In order to show the asymptotic equivalence of the h and r-based EM estimations, we will assume the following consistency sufficient conditions on r known from the general asymptotic theory. Let there be a parameter set Θ, with θ₀ in the interior of Θ, such that

$$P({\widehat{\theta }}_{r,m}\in \mathrm{\Theta })\to 1\text{and}P({\widehat{\theta }}_{h,m}\in \mathrm{\Theta })\to 1,\text{as}m\to \infty ,$$ (A.2)

$$\underset{{\theta }^{\ast }\in \mathrm{\Theta }}{sup}{E}_{y\mid {\theta }^{\ast }}\underset{\theta \in \mathrm{\Theta }}{sup}\mid {\overline{r}}_i({\theta }_i\mid Y,{\theta }^{\ast })-E_{y\mid {\theta }^{\ast }}{r}_i({\theta }_i\mid y,{\theta }^{\ast })\mid \to 0,\text{as}m\to \infty ,$$ (A.3)

for i = 1, …, n, and that all Er_i(θ_i|y, θ₀) have well separated maximums at θ_0,i. The latter guarantees that the system of equations ${\theta }_i^{\ast }=\mathit{arg}{max}_{{\theta }_i}{Er}_i({\theta }_i\mid y,{\theta }^{\ast })$ has a unique solution for θ^* = θ₀. If we let θ^* = θ₀ in condition (A.3), we obtain uniform convergence in mean of the sample log-likelihood of y to the expected one, which, together with the third condition, the well separateness of the maximums, is sufficient for the MLE consistency.

Next we observe that

$$\underset{\theta \in \mathrm{\Theta }}{sup}\mid {\overline{h}}_i({\theta }_i\mid Y,{\theta }^{\ast })-{Eh}_i({\theta }_i\mid y,{\theta }^{\ast })\mid \le \underset{\theta \in \mathrm{\Theta }}{sup}{E}_{y_{\overline{i,{\mathrm{\Pi }}_i}}\mid y_i,y_{j\in {\mathrm{\Pi }}_i}}\mid {\overline{r}}_i({\theta }_i\mid Y,{\theta }^{\ast })-{Er}_i({\theta }_i\mid y,{\theta }^{\ast })\mid \le E_{y_{\overline{i,{\mathrm{\Pi }}_i}}\mid y_i,y_{j\in {\mathrm{\Pi }}_i}}\underset{\theta \in \mathrm{\Theta }}{sup}\mid {\overline{r}}_i({\theta }_i\mid Y,{\theta }^{\ast })-{Er}_i({\theta }_i\mid y,{\theta }^{\ast })\mid$$

by (A.1). Then condition (A.3) holds for h as well and therefore, the score function h also produces consistent estimators.

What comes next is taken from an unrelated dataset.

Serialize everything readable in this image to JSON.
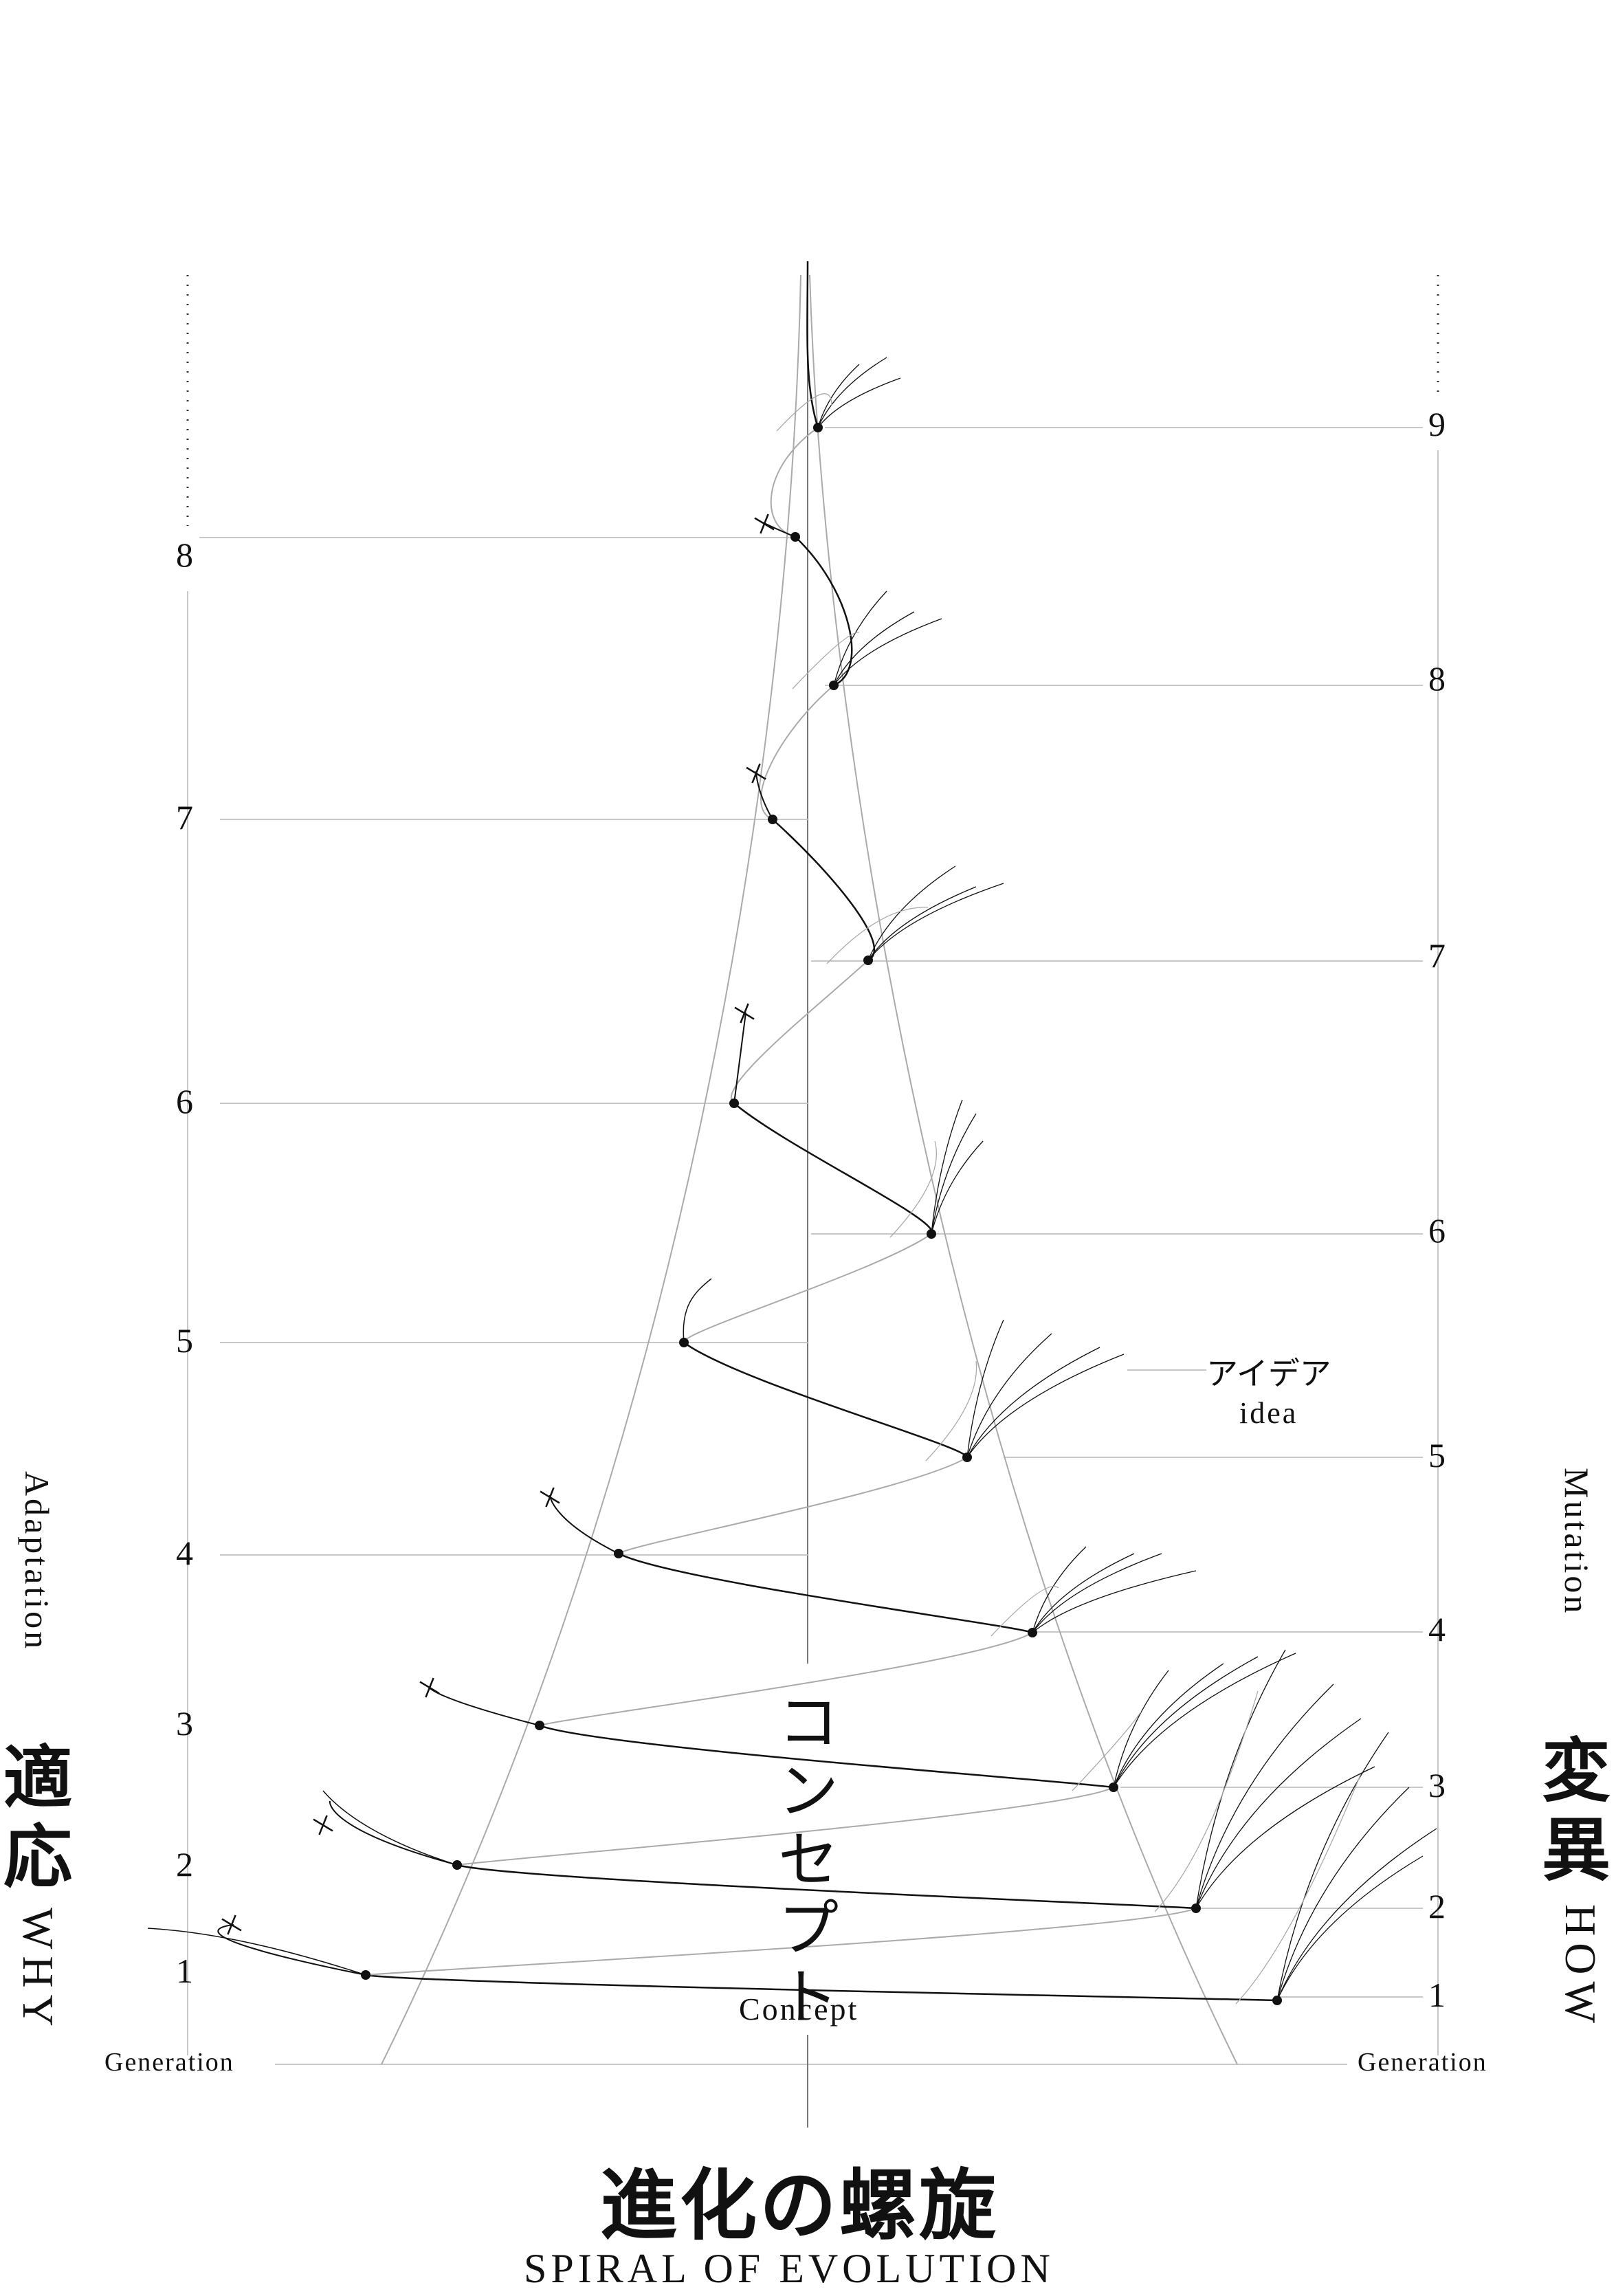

Are the above consistency sufficient conditions reasonable to be assumed? Which ones are general model properties that can be induced and which ones are essential? The identifiability of MLE, guaranteed by the well separateness of the maximum of Er(θ|y, θ₀), is an essential condition and it is model specific - it can not be induced. Let Θ be a bounded compact subset of the parametric space that contains θ₀ in its interior and that does not intersect any hyper-plane σ_i = 0 and P (x_i = c|Π_i = C, θ_i) = 0. Such Θ exists whenever the conditional distributions in θ₀ are away from zero. Then, it can be shown that condition (A.2) follows from the well-separateness of the maximum of Er_i(θ_i|y, θ₀) and the compactness of Θ. To show (A.3) we express (6) as

$$r_i({\theta }_i\mid y,{\theta }^{\ast })=-\frac{1}{2}\mathit{log}(2\pi {\sigma }_i^2)-\frac{1}{2{\sigma }_i^2}\sum _{c\in C_i}{(y_i-{\beta }_{i,c})}^{2}P(x_i=c\mid y,{\theta }^{\ast })+\sum _{c\in C_i,C\in C[{\mathrm{\Pi }}_i]}\mathit{log}(P(x_i=c\mid {\mathrm{\Pi }}_i=C,{\theta }_i))P(x_i=c,{\mathrm{\Pi }}_i=C\mid y,{\theta }^{\ast })$$

and observe that, because of the compactness of Θ, the supremum in (A.3) is bounded by

$$\underset{{\theta }^{\ast }}{max}{E}_{y\mid {\theta }^{\ast }}\underset{\theta }{max}\{b_1\mid \overline{{(y_i-{\beta }_i)}^2}-E{(y_i-{\beta }_i)}^2\mid +b_2\mid \overline{P(x_i,{\mathrm{\Pi }}_i\mid y,{\theta }^{\ast })}-EP(x_i,{\mathrm{\Pi }}_i\mid y,{\theta }^{\ast })\mid \},$$

for $b_1={max}_{\mathrm{\Theta }}(1/2{\sigma }_i^2)<\infty$ and b₂= max_Θ log(P (x_i = c|Π_i = C, θ_i)) < ∞, where the bar denotes sample average. Further considerations show that both terms above converge to zero. The convergence of the first one can be verified using the properties of the Gaussian distribution. In the second, since there are only finitely many possible parent sets Π_i, in fact at most $\left(\begin{array}{c}n-1\\ \mid {\mathrm{\Pi }}_i\mid \end{array}\right)$, we have

$$\underset{\theta }{max}\mid \overline{P(x_i,{\mathrm{\Pi }}_i\mid y,{\theta }^{\ast })}-EP(x_i,{\mathrm{\Pi }}_i\mid y,{\theta }^{\ast })\mid \le \sum _{{\mathrm{\Pi }}_i}\mid \overline{P(x_i,{\mathrm{\Pi }}_i\mid y,{\theta }^{\ast })}-EP(x_i,{\mathrm{\Pi }}_i\mid y,{\theta }^{\ast })\mid ,$$

and the latter sum converges to zero in mean by an application of the Dominated convergence theorem. Therefore, for Θ as chosen above, (A.3) is satisfied.